Berita  

Terobosan Baru: Molekul Kecil yang Bisa Jadi Kunci Terapi Leukemia

Avatar photo
Terobosan Baru: Molekul Kecil yang Bisa Jadi Kunci Terapi Leukemia

EDISIKINI.COM —Leukemia mieloid kronik (Chronic Myeloid Leukemia/CML) masih menjadi tantangan besar di dunia kedokteran, terutama di Indonesia. Penyakit keganasan darah ini menyebabkan sumsum tulang memproduksi terlalu banyak sel darah putih, dan pengobatannya bisa menelan biaya hingga miliaran rupiah per tahun. Meski obat tyrosine kinase inhibitor (TKI) seperti imatinib telah membawa harapan baru, sebagian pasien masih mengalami resistensi, efek samping, bahkan kekambuhan penyakit.

Namun kini, secercah harapan datang dari bidang biologi molekuler: mikroRNA (miRNA), potongan kecil RNA yang dapat “mematikan” atau “menghidupkan” gen tertentu. Teknologi berbasis miRNA sedang dikembangkan sebagai pendekatan teranostik, yaitu metode yang dapat digunakan sekaligus untuk diagnosis dan terapi penyakit.

Dalam kajian yang saya lakukan bersama tim di Fakultas Kedokteran Universitas Udayana, kami menyoroti tiga jenis miRNA, yakni miRNA-17-92, miRNA-221, dan miRNA-96 yang berpotensi besar menjadi kunci pengobatan CML di masa depan.

Gen Kecil, Dampak Besar

miRNA bekerja seperti “saklar genetik” yang mengatur apakah suatu gen akan aktif atau tidak. Dalam kasus CML, aktivitas gen BCR-ABL1 yang berlebihan menjadi penyebab utama pertumbuhan sel darah putih yang tidak terkendali.

Analisis bioinformatika kami menunjukkan bahwa miRNA-17-92 dan miRNA-221 meningkat pada pasien CML, sedangkan miRNA-96 justru menurun. Perubahan pola ini berdampak besar pada perilaku sel kanker.

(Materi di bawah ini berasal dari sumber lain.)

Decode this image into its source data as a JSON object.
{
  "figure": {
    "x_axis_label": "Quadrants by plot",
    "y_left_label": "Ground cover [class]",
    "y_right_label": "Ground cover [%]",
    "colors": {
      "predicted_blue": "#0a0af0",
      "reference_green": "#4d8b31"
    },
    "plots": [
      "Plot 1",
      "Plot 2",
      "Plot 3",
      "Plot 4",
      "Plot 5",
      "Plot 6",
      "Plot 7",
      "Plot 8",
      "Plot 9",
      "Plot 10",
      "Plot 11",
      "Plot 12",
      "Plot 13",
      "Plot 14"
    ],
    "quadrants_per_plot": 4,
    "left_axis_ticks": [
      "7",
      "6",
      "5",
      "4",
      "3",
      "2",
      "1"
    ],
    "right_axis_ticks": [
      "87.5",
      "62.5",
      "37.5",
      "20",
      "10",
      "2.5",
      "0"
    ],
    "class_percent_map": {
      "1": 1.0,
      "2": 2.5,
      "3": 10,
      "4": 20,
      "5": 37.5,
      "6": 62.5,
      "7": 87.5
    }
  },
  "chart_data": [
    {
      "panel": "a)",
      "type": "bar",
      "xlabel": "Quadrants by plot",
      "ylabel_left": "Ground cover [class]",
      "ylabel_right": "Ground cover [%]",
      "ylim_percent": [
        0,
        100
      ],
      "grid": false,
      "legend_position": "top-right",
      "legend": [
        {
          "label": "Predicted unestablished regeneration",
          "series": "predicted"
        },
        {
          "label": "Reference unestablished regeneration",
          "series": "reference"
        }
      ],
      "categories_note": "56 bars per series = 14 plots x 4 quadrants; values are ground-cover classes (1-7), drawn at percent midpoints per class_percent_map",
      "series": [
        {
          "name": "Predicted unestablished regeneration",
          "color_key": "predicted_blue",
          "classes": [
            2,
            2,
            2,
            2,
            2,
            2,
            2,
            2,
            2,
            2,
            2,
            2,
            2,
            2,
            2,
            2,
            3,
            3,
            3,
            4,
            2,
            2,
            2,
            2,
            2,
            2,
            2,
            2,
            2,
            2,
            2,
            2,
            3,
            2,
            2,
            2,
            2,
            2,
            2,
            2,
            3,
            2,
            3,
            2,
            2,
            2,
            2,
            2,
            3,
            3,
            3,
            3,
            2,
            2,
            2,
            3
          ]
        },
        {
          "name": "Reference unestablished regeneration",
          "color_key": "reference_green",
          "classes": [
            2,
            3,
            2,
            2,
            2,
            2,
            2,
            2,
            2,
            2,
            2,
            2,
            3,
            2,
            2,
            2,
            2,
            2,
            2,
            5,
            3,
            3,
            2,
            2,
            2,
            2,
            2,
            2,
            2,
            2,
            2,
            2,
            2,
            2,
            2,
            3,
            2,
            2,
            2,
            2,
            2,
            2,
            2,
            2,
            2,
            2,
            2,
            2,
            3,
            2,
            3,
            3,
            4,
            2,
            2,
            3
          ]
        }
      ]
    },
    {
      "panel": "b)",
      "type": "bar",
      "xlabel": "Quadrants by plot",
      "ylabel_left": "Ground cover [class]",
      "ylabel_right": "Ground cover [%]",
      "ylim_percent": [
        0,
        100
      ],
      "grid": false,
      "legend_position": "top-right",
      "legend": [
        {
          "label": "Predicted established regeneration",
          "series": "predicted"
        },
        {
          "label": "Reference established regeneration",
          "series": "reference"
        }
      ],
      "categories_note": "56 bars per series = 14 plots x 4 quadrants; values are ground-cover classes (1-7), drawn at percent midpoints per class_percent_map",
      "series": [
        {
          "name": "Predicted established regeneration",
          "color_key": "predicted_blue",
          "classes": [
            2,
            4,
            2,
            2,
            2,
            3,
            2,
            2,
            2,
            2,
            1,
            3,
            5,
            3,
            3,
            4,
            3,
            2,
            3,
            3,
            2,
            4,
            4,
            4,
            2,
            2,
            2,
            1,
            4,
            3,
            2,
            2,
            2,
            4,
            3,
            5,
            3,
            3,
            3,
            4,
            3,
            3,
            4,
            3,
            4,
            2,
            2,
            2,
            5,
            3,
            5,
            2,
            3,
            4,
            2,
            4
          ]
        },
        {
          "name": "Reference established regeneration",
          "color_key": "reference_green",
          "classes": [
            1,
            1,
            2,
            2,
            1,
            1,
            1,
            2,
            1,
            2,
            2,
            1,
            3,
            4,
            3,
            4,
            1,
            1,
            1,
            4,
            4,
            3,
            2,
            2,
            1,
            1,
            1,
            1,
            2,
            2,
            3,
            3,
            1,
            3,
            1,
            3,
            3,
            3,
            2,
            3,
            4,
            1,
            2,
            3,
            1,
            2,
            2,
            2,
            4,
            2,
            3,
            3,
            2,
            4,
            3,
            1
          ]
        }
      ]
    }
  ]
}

  • miRNA-17-92 terbukti mendorong proliferasi sel leukemia dengan mengaktifkan jalur NF-κB, namun jika aktivitasnya ditekan dengan “anti-miRNA”, maka proses kematian sel (apoptosis) bisa dipacu kembali.

  • miRNA-221 juga berperan dalam mempercepat pembelahan sel. Menghambatnya akan meningkatkan protein pelindung sel normal (p27Kip1), sehingga pertumbuhan kanker bisa terhambat.

  • Sementara itu, miRNA-96 justru berperan sebagai “rem” alami terhadap gen BCR-ABL1. Ketika kadar miRNA-96 rendah, sel kanker lebih agresif. Namun jika kadar ini dikembalikan dengan “mimic” miRNA-96, sel leukemia menjadi lebih sensitif terhadap obat imatinib.

Temuan ini memperlihatkan potensi besar miRNA tidak hanya sebagai penanda diagnosis, tetapi juga sebagai target terapi presisi.

Harapan Baru bagi Pasien CML

Pendekatan berbasis miRNA membuka jalan bagi pengobatan yang lebih personal dan efisien. Di masa depan, mungkin saja pasien tidak lagi hanya diuji dengan pemeriksaan darah dan kromosom, tetapi juga melalui “profil ekspresi miRNA” mereka. Dari situ, dokter bisa menentukan kombinasi terapi terbaik sesuai dengan respons genetik masing-masing pasien.

Teknologi ini juga berpotensi menurunkan biaya terapi jangka panjang, mengingat pengobatan berbasis gen bisa diarahkan secara spesifik tanpa merusak jaringan sehat.

Langkah Menuju Medis Presisi

Dunia kedokteran tengah bergerak menuju era medis presisi (precision medicine), yakni pengobatan yang menyesuaikan dengan profil genetik tiap individu. Riset miRNA seperti ini adalah bagian penting dari langkah tersebut.

Memang, penerapannya masih memerlukan uji klinis lebih lanjut. Namun, arah penelitian jelas: mengubah terapi leukemia dari pendekatan umum menjadi terapi berbasis genetik yang cerdas dan terukur.

MikroRNA membuktikan bahwa dalam tubuh manusia, molekul sekecil apapun bisa memiliki kekuatan luar biasa. Dan siapa tahu, dari partikel mungil inilah, masa depan bebas leukemia akan bermula.

 

– dr. Ajib Zaim Alamsyah, S.Ked., M.H.